Canadian Lt Charles Edwards and Leading Diver Kevan Daber entered Captain Hart-Dyke's cabin. They cleared the compartment to allow the following dive team to access the Captain's safe and recover highly classified documents. Edwards and Daber also located and recovered the "Cross of Nails", a result of the World War II bombing of the Coventry Cathedral by the German Luftwaffe. Sinclair used oxy-arc after failing to open the safe by the combination lock. Sinclair recovered all classified documents along with Hart-Dykes family silver, including two George II candlesticks.

=== Dive 004 ===
The primary objective of Dive 004 was to recover classified documents from the remaining compartments: the 909 office, Captain's Bridge, and CB Store. Using the access cut by Dive 003, the divers entered the CB store and successfully cleared the compartment. The Communications store contained only bunting and no classified materials.

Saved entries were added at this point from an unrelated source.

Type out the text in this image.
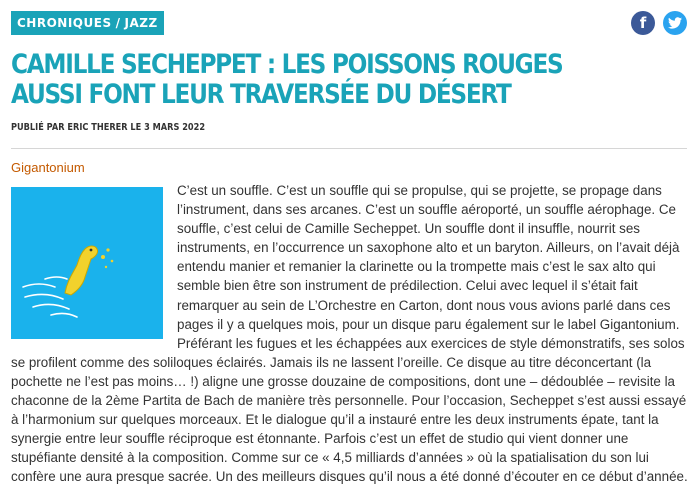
CHRONIQUES / JAZZ	f
CAMILLE SECHEPPET : LES POISSONS ROUGES AUSSI FONT LEUR TRAVERSÉE DU DÉSERT
PUBLIÉ PAR ERIC THERER LE 3 MARS 2022
Gigantonium

C’est un souffle. C’est un souffle qui se propulse, qui se projette, se propage dans l’instrument, dans ses arcanes. C’est un souffle aéroporté, un souffle aérophage. Ce souffle, c’est celui de Camille Secheppet. Un souffle dont il insuffle, nourrit ses instruments, en l’occurrence un saxophone alto et un baryton. Ailleurs, on l’avait déjà entendu manier et remanier la clarinette ou la trompette mais c’est le sax alto qui semble bien être son instrument de prédilection. Celui avec lequel il s’était fait remarquer au sein de L’Orchestre en Carton, dont nous vous avions parlé dans ces pages il y a quelques mois, pour un disque paru également sur le label Gigantonium. Préférant les fugues et les échappées aux exercices de style démonstratifs, ses solos se profilent comme des soliloques éclairés. Jamais ils ne lassent l’oreille. Ce disque au titre déconcertant (la pochette ne l’est pas moins… !) aligne une grosse douzaine de compositions, dont une – dédoublée – revisite la chaconne de la 2ème Partita de Bach de manière très personnelle. Pour l’occasion, Secheppet s’est aussi essayé à l’harmonium sur quelques morceaux. Et le dialogue qu’il a instauré entre les deux instruments épate, tant la synergie entre leur souffle réciproque est étonnante. Parfois c’est un effet de studio qui vient donner une stupéfiante densité à la composition. Comme sur ce « 4,5 milliards d’années » où la spatialisation du son lui confère une aura presque sacrée. Un des meilleurs disques qu’il nous a été donné d’écouter en ce début d’année.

Leading Diver Gale entered the Operations Room via a large hole blasted into the wreck by charges placed from dive 003, successfully cutting away pipes blocking access; Gale reported extensive battle damage and no sign of safes containing classified materials. Leading Diver Jenrick re-entered the Operations Room, encountering several large consoles that were loose and unstable. He recovered the last of the few loose publications. The Operation Room was deemed successfully cleared, and no further investigation by divers was needed. Leading Diver Bean re-enters the Computer Room, recovering a few items; the compartment is declared cleared. On 13 December, the divers found a route into the 909 Office. The safes were opened and cleared using a crowbar, chisel, and hammer. This was to complete the internal tasks of Operation Blackleg. All classified materials are recovered, and the operation moves to the final phases, ordnance clearance and aerials. Three demolition charges were placed on the Sea Skua magazine, the torpedo Body Room, and over the second steering position. Plastic explosive packs were placed around the base of the 965 "bedstead" aerial, successfully blowing the aerial of the mast, which was stropped and recovered. On the final dive of 004, the team attached 4lb plastic explosive packs to unarmed Sea Dart missiles remaining in the magazine.

=== Dive 005 ===
With the Senior Naval Officer in saturation to survey the tasks successfully carried out by Dive teams 002, 003, and 004, FCPO Diver John Dadd, a clearance diver, was now the Senior Diving officer. FCPO Dadd was also in charge of all demolitions throughout Operation Blackleg. Saturation Dive 005 was short dive lasting only three days plus decompression. The team placed demolition charges on the remaining Sea Dart missiles. The final dive excursion of Operation Blackleg was to survey the charges that successfully destroyed the missiles. As an act of remembrance to the deceased sailors, a White Ensign was placed on Coventry.